Demensia frontotemporal ditandai dengan hilangnya sel-sel saraf di lobus frontal dan di dua lobus temporal. Dalam kebanyakan kasus tidak diketahui secara pasti bagaimana hal ini terjadi. Namun, pada sekitar sepuluh persen pasien, demensia frontotemporal dipicu oleh perubahan (mutasi) pada gen tertentu. Kemudian beberapa kerabat darah dapat menunjukkan penyakit serupa.

Terlepas dari mutasi tersebut, tidak ada faktor risiko demensia frontotemporal yang diketahui hingga saat ini.

Demensia frontotemporal: diagnosis

Demensia frontotemporal tidak mudah didiagnosis. Jika awalnya memanifestasikan dirinya terutama melalui perubahan kepribadian dan perilaku, sering bingung dengan gangguan mental seperti depresi, kelelahan, skizofrenia, atau mania. Pada stadium lanjut, FTD hampir tidak dapat dibedakan dari demensia Alzheimer.

Seperti umumnya kasus dengan dugaan demensia, diagnosis didasarkan terutama pada riwayat medis (anamnesis), pemeriksaan fisik dan tes psikologis (tes demensia). Selain itu, jika memungkinkan, dokter memiliki kerabat yang menggambarkan perubahan kepribadian dan perilaku pasien.

Demensia frontotemporal menyebabkan jaringan otak di lobus frontal dan temporal menyusut (melalui kematian sel saraf). Penyusutan (atrofi) ini dapat ditunjukkan dengan prosedur pencitraan. Computed tomography (CT) dan magnetic resonance tomography (magnetic resonance tomography, MRT) digunakan.

Karena kematian sel, konsumsi energi (konsumsi gula) di lobus frontal dan temporal menurun dalam perjalanan penyakit. Perubahan aktivitas metabolisme ini dapat dideteksi dengan positron emission tomography (PET).

Tidak ada tes laboratorium khusus yang dengannya demensia frontotemporal dapat dideteksi dengan andal. Namun, sampel cairan sumsum tulang belakang serebral (minuman keras) dapat diambil (pungsi lumbal) dan protein seperti embun total atau beta-amiloid dapat ditentukan. Ini kadang-kadang dapat membantu membedakan demensia frontotemporal dari demensia Alzheimer - pada penyakit Alzheimer, konsentrasi cairan protein ini diubah dengan cara yang khas.

Jika sudah ada kerabat darah dengan FTD, tes genetik dapat mengungkapkan penyebab bawaan.
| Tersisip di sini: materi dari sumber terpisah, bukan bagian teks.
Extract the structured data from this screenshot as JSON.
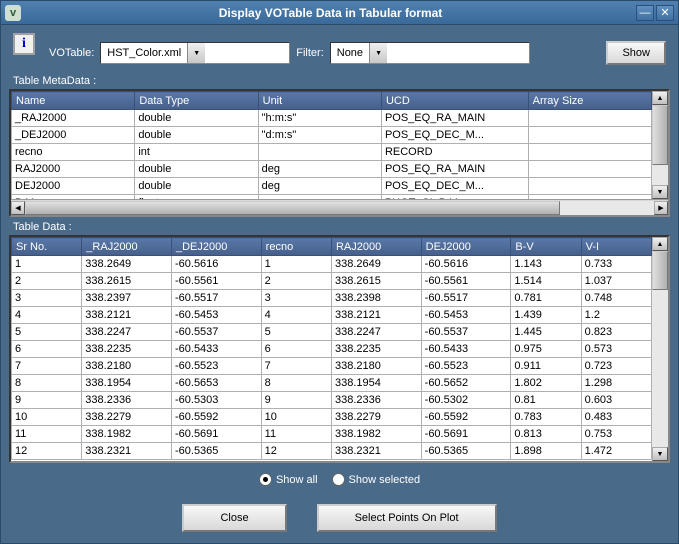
{
  "window": {
    "title": "Display VOTable Data in Tabular format",
    "icon_letter": "v"
  },
  "info_button_letter": "i",
  "filters": {
    "votable_label": "VOTable:",
    "votable_value": "HST_Color.xml",
    "filter_label": "Filter:",
    "filter_value": "None",
    "show_button": "Show"
  },
  "metadata": {
    "label": "Table MetaData :",
    "columns": [
      "Name",
      "Data Type",
      "Unit",
      "UCD",
      "Array Size"
    ],
    "rows": [
      [
        "_RAJ2000",
        "double",
        "\"h:m:s\"",
        "POS_EQ_RA_MAIN",
        ""
      ],
      [
        "_DEJ2000",
        "double",
        "\"d:m:s\"",
        "POS_EQ_DEC_M...",
        ""
      ],
      [
        "recno",
        "int",
        "",
        "RECORD",
        ""
      ],
      [
        "RAJ2000",
        "double",
        "deg",
        "POS_EQ_RA_MAIN",
        ""
      ],
      [
        "DEJ2000",
        "double",
        "deg",
        "POS_EQ_DEC_M...",
        ""
      ],
      [
        "B-V",
        "float",
        "mag",
        "PHOT_CI_B-V",
        ""
      ]
    ]
  },
  "tabledata": {
    "label": "Table Data :",
    "columns": [
      "Sr No.",
      "_RAJ2000",
      "_DEJ2000",
      "recno",
      "RAJ2000",
      "DEJ2000",
      "B-V",
      "V-I"
    ],
    "rows": [
      [
        "1",
        "338.2649",
        "-60.5616",
        "1",
        "338.2649",
        "-60.5616",
        "1.143",
        "0.733"
      ],
      [
        "2",
        "338.2615",
        "-60.5561",
        "2",
        "338.2615",
        "-60.5561",
        "1.514",
        "1.037"
      ],
      [
        "3",
        "338.2397",
        "-60.5517",
        "3",
        "338.2398",
        "-60.5517",
        "0.781",
        "0.748"
      ],
      [
        "4",
        "338.2121",
        "-60.5453",
        "4",
        "338.2121",
        "-60.5453",
        "1.439",
        "1.2"
      ],
      [
        "5",
        "338.2247",
        "-60.5537",
        "5",
        "338.2247",
        "-60.5537",
        "1.445",
        "0.823"
      ],
      [
        "6",
        "338.2235",
        "-60.5433",
        "6",
        "338.2235",
        "-60.5433",
        "0.975",
        "0.573"
      ],
      [
        "7",
        "338.2180",
        "-60.5523",
        "7",
        "338.2180",
        "-60.5523",
        "0.911",
        "0.723"
      ],
      [
        "8",
        "338.1954",
        "-60.5653",
        "8",
        "338.1954",
        "-60.5652",
        "1.802",
        "1.298"
      ],
      [
        "9",
        "338.2336",
        "-60.5303",
        "9",
        "338.2336",
        "-60.5302",
        "0.81",
        "0.603"
      ],
      [
        "10",
        "338.2279",
        "-60.5592",
        "10",
        "338.2279",
        "-60.5592",
        "0.783",
        "0.483"
      ],
      [
        "11",
        "338.1982",
        "-60.5691",
        "11",
        "338.1982",
        "-60.5691",
        "0.813",
        "0.753"
      ],
      [
        "12",
        "338.2321",
        "-60.5365",
        "12",
        "338.2321",
        "-60.5365",
        "1.898",
        "1.472"
      ]
    ]
  },
  "radios": {
    "show_all": "Show all",
    "show_selected": "Show selected",
    "selected": "show_all"
  },
  "buttons": {
    "close": "Close",
    "select_points": "Select Points On Plot"
  },
  "colors": {
    "header_bg": "#465f8a",
    "window_bg": "#4a6a8a",
    "titlebar": "#3a6a9a"
  },
  "col_widths": {
    "meta": [
      116,
      116,
      116,
      138,
      116
    ],
    "data": [
      58,
      74,
      74,
      58,
      74,
      74,
      58,
      58
    ]
  }
}
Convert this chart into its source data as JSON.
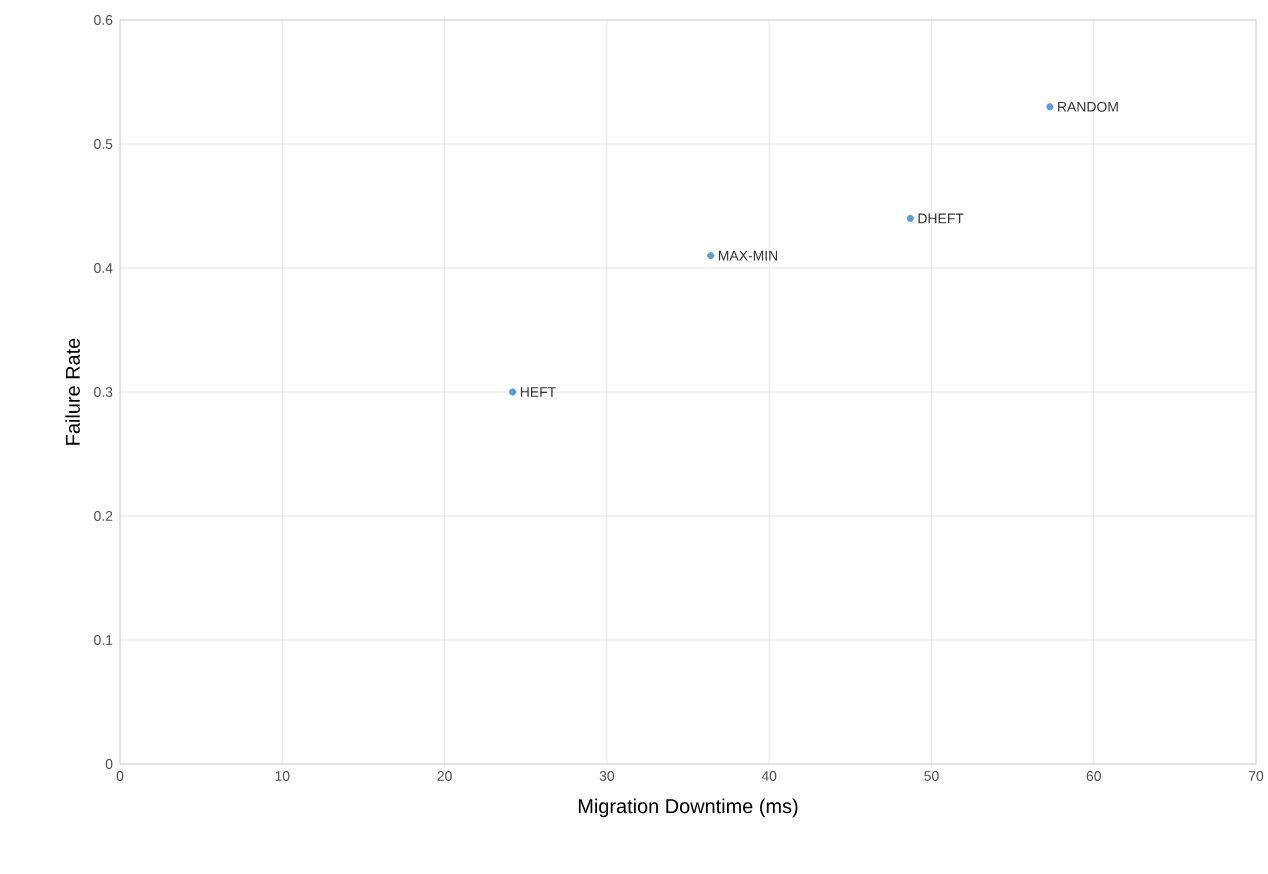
{
  "chart_data": {
    "type": "scatter",
    "xlabel": "Migration Downtime (ms)",
    "ylabel": "Failure  Rate",
    "x": [
      24.2,
      36.4,
      48.7,
      57.3
    ],
    "values": [
      0.3,
      0.41,
      0.44,
      0.53
    ],
    "color": "#5b9bd5",
    "grid": true,
    "xlim": [
      0,
      70
    ],
    "xticks": [
      0,
      10,
      20,
      30,
      40,
      50,
      60,
      70
    ],
    "ylim": [
      0,
      0.6
    ],
    "yticks": [
      0,
      0.1,
      0.2,
      0.3,
      0.4,
      0.5,
      0.6
    ],
    "annotations": [
      {
        "text": "HEFT",
        "x": 24.2,
        "y": 0.3
      },
      {
        "text": "MAX-MIN",
        "x": 36.4,
        "y": 0.41
      },
      {
        "text": "DHEFT",
        "x": 48.7,
        "y": 0.44
      },
      {
        "text": "RANDOM",
        "x": 57.3,
        "y": 0.53
      }
    ]
  }
}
Demensia frontotemporal: pengobatan

Tidak ada obat yang terbukti membantu gejala demensia frontotemporal. Beberapa pasien mendapat manfaat dari apa yang disebut antidepresan serotonergik (seperti citalopram, sertraline): Bahan aktif ini memiliki efek meningkatkan dorongan. Jika demensia frontotemporal disertai dengan kegelisahan dan agresivitas yang kuat, neuroleptik seperti melperon, quetiapine atau olanzapine dapat dicoba.

Perawatan non-obat FTD

Tindakan non-obat sangat penting dalam pengobatan demensia frontotemporal. Dalam setiap kasus individu, diputuskan tindakan mana yang paling masuk akal untuk pasien. Misalnya, olahraga dapat membantu melawan peningkatan agresivitas. Jika demensia frontotemporal disertai dengan penarikan diri dan apatis, terapi musik, tari dan seni sangat dianjurkan.
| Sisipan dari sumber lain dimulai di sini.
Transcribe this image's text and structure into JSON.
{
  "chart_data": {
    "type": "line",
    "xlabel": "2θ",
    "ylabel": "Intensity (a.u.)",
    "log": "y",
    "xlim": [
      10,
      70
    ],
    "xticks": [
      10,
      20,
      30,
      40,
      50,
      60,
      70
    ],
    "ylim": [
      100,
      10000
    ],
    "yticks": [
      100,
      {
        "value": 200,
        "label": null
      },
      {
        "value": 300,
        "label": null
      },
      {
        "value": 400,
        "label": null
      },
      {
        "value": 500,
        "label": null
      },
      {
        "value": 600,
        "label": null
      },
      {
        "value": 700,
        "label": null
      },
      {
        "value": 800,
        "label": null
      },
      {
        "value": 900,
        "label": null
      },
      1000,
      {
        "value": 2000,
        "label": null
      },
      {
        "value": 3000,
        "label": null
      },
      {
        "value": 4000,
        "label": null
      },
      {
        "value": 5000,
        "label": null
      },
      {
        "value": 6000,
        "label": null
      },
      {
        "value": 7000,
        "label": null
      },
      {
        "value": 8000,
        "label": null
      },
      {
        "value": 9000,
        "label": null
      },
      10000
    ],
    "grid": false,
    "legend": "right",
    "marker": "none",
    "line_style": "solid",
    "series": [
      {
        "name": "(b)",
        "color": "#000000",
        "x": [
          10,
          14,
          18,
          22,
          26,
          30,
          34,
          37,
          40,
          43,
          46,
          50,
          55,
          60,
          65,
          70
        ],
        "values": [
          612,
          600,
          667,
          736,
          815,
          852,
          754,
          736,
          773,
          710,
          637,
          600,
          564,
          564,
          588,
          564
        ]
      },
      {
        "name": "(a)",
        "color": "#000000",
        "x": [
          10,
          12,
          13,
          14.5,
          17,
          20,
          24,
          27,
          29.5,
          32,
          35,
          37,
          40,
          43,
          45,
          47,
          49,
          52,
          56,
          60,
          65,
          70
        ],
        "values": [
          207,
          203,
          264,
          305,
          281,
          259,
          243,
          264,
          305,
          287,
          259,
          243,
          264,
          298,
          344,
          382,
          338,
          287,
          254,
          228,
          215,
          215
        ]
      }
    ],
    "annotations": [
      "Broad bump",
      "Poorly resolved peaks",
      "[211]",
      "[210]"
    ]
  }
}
Demensia frontotemporal: perjalanan dan prognosis

Demensia frontotemporal saat ini tidak dapat disembuhkan. Setelah timbulnya gejala, dibutuhkan rata-rata delapan tahun bagi pasien untuk meninggal. Namun, demensia frontotemporal juga dapat berkembang sangat cepat (durasi penyakit sekitar dua tahun) atau sangat lambat (sekitar 15 tahun).